Anti sorbs2

Heart tissues were homogenized in radioimmunoprecipitation assay buffer with 0.5‐mm steel beads at speed 8 for 4 minutes, followed by speed 10 for 1 minute using a Bullet Blender (Next Advance). Lysate samples were denatured at 95°C for 10 minutes and loaded onto an SDS‐PAGE and Western blotting. Anti‐Sorbs2 (Sigma, catalog No. SAB4200183), anti–connexin 43 (Cx43) (Cell Signaling, catalog No. 3512), anti–α‐catenin (Thermofisher Scientific, catalog No. 71‐1200), anti–β‐catenin (Thermofisher Scientific, catalog No. 13‐8400), anti–desmoglein 1/2 (Progen, catalog No. 61002), anti‐plakoglobin (Progen, catalog No. 65105), anti–N‐cadherin (Sigma, catalog No. C1821), and anti‐GAPDH (Santa Cruz Biotechnology, catalog No. sc‐25778) antibodies were used.

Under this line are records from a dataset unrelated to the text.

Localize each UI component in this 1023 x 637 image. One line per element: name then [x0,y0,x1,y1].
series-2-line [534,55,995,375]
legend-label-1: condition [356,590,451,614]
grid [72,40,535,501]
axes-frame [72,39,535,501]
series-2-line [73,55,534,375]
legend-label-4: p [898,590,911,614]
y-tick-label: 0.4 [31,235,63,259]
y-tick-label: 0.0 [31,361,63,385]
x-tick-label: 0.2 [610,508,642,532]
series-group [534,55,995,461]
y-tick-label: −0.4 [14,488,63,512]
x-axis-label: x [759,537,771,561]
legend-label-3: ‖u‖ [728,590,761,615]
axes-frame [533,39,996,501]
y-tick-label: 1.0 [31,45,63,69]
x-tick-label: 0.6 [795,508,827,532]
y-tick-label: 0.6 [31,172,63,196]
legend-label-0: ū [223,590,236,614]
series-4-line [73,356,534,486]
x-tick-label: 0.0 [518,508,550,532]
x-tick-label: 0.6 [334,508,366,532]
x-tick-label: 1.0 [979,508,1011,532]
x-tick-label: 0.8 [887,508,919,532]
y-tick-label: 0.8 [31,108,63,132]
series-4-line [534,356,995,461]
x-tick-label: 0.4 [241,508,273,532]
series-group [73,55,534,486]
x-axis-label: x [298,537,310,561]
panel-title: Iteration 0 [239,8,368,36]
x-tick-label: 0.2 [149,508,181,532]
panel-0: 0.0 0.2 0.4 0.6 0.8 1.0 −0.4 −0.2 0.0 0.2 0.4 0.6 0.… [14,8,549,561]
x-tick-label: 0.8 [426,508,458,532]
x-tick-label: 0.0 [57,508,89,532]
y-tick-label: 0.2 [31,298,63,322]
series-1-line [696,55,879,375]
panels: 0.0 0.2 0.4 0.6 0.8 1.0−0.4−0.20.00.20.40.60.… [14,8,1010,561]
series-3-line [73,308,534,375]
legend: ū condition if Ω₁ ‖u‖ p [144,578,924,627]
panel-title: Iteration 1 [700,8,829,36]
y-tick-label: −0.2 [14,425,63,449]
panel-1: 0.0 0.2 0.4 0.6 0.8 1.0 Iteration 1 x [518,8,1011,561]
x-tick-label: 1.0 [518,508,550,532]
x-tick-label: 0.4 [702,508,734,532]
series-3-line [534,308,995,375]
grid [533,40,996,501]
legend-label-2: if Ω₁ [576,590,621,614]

The heart samples harvested from mice were embedded in tissue freezing medium and stored at −80°C, followed by sectioning at 10 μm using a cryostat (Leica CM3050 S). The slides were subjected to immunostaining using a previously described protocol.³⁴ The following antibodies were used: anti‐Sorbs2 (Sigma, catalog No. SAB4200183) at 1:200, anti‐Cx43 (Cell Signaling, catalog No. 3512) at 1:200, anti–N‐cadherin (Sigma, catalog No. C1821) and anti–β‐catenin (Thermo Fisher Scientific, catalog No. 13‐8400) at 1:200, and anti‐plakoglobin (Progen, catalog No. 65105) at 1:200. A Zeiss LSM 780 confocal microscope was used to acquire the image. The tile scan function was used to acquire images covering a complete mouse heart. For each group, 5 to 10 slides were imaged and analyzed. The distribution of fluorescence density was analyzed by pseudoline scan using Zen software (Zeiss). The weighted colocalization of Sorbs2 with other ICD proteins was determined using a colocalization function in Zen software.